Needleless Jet Injected (J-Tip) Lidocaine in Children Undergoing Regional Anesthesia Prior to Knee Arthroscopy

Not Applicable

Completed

Brief Summary: Purpose of this study is to investigate the pain outcomes and satisfaction of pain relief for pediatric patients receiving needleless jet-injected (J-Tip) lidocaine prior to regional anesthesia with femoral and/or sciatic nerve block and general anesthesia for arthroscopic knee surgery compared to femoral nerve block and/or sciatic nerve block with needle injected lidocaine prior to regional and general anesthesia.

Detailed Description: The J-tip device has not been reported for use prior to regional block anesthesia prior to femoral or sciatic nerve blocks. The use of the J-tip device for lidocaine introduction prior to femoral or sciatic blocks at Arnold Palmer Medical Center has been up to the discretion of the anesthesiologist. It has been anecdotally reported at our institution to have equal or better pain relief for the regional nerve blocks as needle introduction of lidocaine.

This study seeks to evaluate the difference in pain from local anesthetic infiltration with J-tip needleless injection device compared to needle injection by use of Visual Analog Scales.

* To evaluate efficacy of femoral nerve block after J-tip device lidocaine injection post operatively by use of Visual Analog Scales.

* To assess patient and parent satisfaction with J-tip device use by satisfaction questionnaire.

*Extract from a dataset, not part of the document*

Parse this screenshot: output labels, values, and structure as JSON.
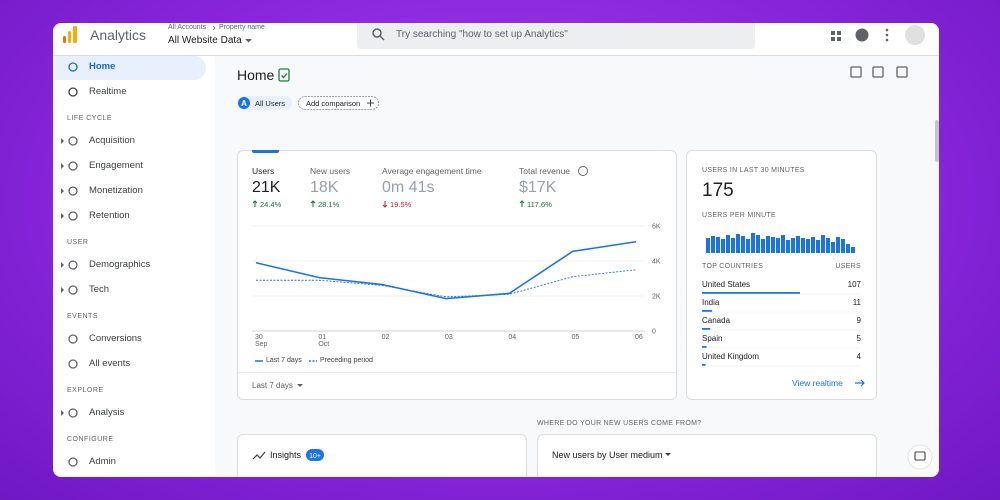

* To assess changes in post operative pain medication amounts with J-tip device use.

Recruitment & Eligibility

Inclusion Criteria

Subjects between the ages of eleven and seventeen undergoing arthroscopic knee surgery.

Exclusion Criteria

Subjects with known allergies to lidocaine.
Presence of developmental delay.
Subjects with blood disorders affecting coagulation.
Subjects on blood thinners.
Subjects receiving chemotherapeutic agents.
Those who use or receive analgesia prior to procedure, except for acetaminophen or Non-steroidal anti-inflammatory medications.
Any other local sedation at the area of nerve block injection.
Non-English Speaking
Subjects with signs of skin infection or pathology at the injection site.

Arm && Interventions

Group	Intervention	Description
Group B	Syringe and 25 gauge needle	Participants in Group B will receive 2 mL of 1% plain lidocaine injected by syringe and 25 gauge needle at the regional block site prior to introduction of the needle for the nerve block procedure.
Group A	J-Tip	Participants in Group A will receive 0.25 mL of 1% plain lidocaine delivered by the J-tip injector at the regional block site prior to introduction of the needle for the nerve block procedure.

Primary Outcome Measures

Name	Time	Method
Pain Assessment After Knee Arthroscopy Via the Visual Analog Scale	During Follow-up Assessment at an Average of 1 Week Post Op	Pain will be assess via the Visual Analog Scale by the patient after the knee arthroscopy though first post op office visit and average of one week. Patient will report on a scale of 0 to 10 what their perceived pain is. 0 is no pain with 10 being worst pain patient ever experienced.
Baseline Pain Assessment Before Knee Arthroscopy Via the Visual Analog Scale.	During Baseline Assessment, Taking Approximately 20 Minutes, Before Nerve Block	Pain will be assessed via the Visual Analog Scale by the patient before administration of the nerve block. Patient will report on a scale of 0 to 10 what their perceived pain is. 0 is no pain with 10 being worst pain patient ever experienced.

Secondary Outcome Measures

Name	Time	Method
Satisfaction Via a 0 to 10 Rating Scale at Follow up	At the follow up appointment, an average of one week after the procedure.	Patients will be asked to describe how satisfied they were with the knee arthroscopy via a 0 to 10 rating scale. Patient will report on a scale of 0 to 10 what their perceived satisfaction is. 0 is no satisfaction with 10 most satisfaction.